Disenchantment: Season 4 has more exposition than laughs

(Disenchantment premieres on Netflix today, February 9th.)


I wish I could figure out where Disenchantment is going or what it wants to be.

Now in its fourth season, Matt Groening’s latest still feels like it’s looking for a voice of its own.

Picking up right where season 3 left it, Disenchantment finds Beanie in Hell, Luci in Heaven, and Elfo captured by ogres. King Zog is on his way to the asylum, and there’s a host of baddies, all vying for dominion of the Kingdom.

Once again, the series breaks up the main crew for much of the season, to its detriment. Disenchantment works best when Beanie, Elfo, and Luci get to play off each other, but for some reason, the series seems entirely against this happening. Eric André and Abbi Jacobson get some great laughs early on, but their dynamic never expands the way it should. Instead, Disenchantment piles more obstacles and villains into the mix without ever building on the old ones.

At ten episodes, I’d even argue that for the first time, Disenchantment doesn’t have the plot to justify its length. Flashback episodes, like the one about Elfo’s past, are entirely superfluous. They feel like filler to establish more sidekicks for another season, but they’re not funny enough to cover twenty-plus minutes of sidetracking.

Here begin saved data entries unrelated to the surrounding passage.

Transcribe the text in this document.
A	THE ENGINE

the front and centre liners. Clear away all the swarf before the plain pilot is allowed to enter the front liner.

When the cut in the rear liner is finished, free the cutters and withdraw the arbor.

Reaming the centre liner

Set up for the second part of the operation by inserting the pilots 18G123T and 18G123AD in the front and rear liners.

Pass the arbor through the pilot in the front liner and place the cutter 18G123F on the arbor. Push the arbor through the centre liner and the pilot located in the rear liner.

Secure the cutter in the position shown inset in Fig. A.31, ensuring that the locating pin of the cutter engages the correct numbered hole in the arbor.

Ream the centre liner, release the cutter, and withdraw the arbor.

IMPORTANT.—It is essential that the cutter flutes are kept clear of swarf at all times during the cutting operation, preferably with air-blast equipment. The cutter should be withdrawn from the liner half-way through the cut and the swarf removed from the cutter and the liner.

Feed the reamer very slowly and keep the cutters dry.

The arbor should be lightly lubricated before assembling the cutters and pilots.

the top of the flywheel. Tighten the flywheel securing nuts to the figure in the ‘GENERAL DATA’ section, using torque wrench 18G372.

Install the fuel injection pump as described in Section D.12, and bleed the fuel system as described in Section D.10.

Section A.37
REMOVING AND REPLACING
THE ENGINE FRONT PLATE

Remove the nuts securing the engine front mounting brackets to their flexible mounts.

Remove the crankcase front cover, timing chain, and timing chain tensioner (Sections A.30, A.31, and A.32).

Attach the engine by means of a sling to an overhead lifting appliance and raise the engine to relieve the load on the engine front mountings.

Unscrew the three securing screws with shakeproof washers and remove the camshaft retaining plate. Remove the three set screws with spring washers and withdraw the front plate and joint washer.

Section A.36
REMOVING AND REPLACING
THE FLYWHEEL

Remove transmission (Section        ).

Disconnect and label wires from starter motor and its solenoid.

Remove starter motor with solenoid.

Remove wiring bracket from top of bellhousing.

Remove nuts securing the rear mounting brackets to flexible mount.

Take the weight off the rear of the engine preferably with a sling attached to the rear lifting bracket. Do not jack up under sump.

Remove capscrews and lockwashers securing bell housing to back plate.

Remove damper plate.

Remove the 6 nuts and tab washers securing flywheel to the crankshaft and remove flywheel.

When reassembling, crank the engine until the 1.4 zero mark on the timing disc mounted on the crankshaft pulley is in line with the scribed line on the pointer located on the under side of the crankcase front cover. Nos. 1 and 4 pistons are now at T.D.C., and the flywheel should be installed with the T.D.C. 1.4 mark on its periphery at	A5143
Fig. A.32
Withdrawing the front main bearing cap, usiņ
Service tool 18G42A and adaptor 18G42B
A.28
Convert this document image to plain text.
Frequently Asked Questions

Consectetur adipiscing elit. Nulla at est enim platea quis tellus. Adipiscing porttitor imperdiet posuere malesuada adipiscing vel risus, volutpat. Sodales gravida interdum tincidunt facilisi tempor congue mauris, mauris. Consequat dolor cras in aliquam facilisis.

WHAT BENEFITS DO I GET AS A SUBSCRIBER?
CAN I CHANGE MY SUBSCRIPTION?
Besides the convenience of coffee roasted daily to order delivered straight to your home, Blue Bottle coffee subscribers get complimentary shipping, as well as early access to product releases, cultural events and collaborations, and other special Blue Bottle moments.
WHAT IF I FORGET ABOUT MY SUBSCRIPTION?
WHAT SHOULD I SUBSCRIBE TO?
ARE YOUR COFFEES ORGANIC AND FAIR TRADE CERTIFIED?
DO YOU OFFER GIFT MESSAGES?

It’s all very plot-heavy once again, as well. Almost like the series wants to distance itself from the absurd shenanigans of earlier seasons. But the tone continues to teeter between high-fantasy adventure and glib jabs at itself. Yet none of it lands as it should. Even the background gags, a staple of both The Simpsons and Futurama, feel like first drafts.

Not that everything is a miss. Singular gags occasionally hit it out of the park. The elf-names-describing-their-personality-gag is still a slapper.  (“Elves don’t quit. Except for Quito, that’s all he did.”) But there’s a certain level of over-explaining that’s even more prevalent this season. Potentially good gags and lines get repeated, underlined, and played out too often for their own good. Just when you think they’ve landed a good one, someone repeats the same joke in different words. Almost as if every writer in the room needs to get their version on air.

Therein lies the crux of the matter. Disenchantment is everything, all at once. It doesn’t know when to say no. For four seasons, Beanie continues to be on the run. There’s rarely a moment to breathe or for the world to flesh itself out. And after waiting this long, I don’t see a change incoming.

And it’s not like that’s inherently bad, either. There are elements that work extremely well. Steamland, for one, is a fantastic addition to the lore. The darkly humorous war between gnomes and ogres is so outrageously violent at this point that I can’t help but love it. Even the bits in Heaven, where Luci pesters God over plot holes in Christian lore, are spot on.

But these elements still don’t tie together. They feel competitive instead of supportive, making the big picture chaotic at best.

The fourth season ends, just as the three previous ones, with the promise of more adventures in store. But I’m not sure how much more stamina I have for it. I want to hang on due to the sunk cost fallacy, but that’s hardly a ringing endorsement.

Maybe season five will decide which show Disenchantment ultimately becomes. Because right now, it’s a decent comedy and a potentially great adventure drama. But as both, it’s beginning to outstay its welcome.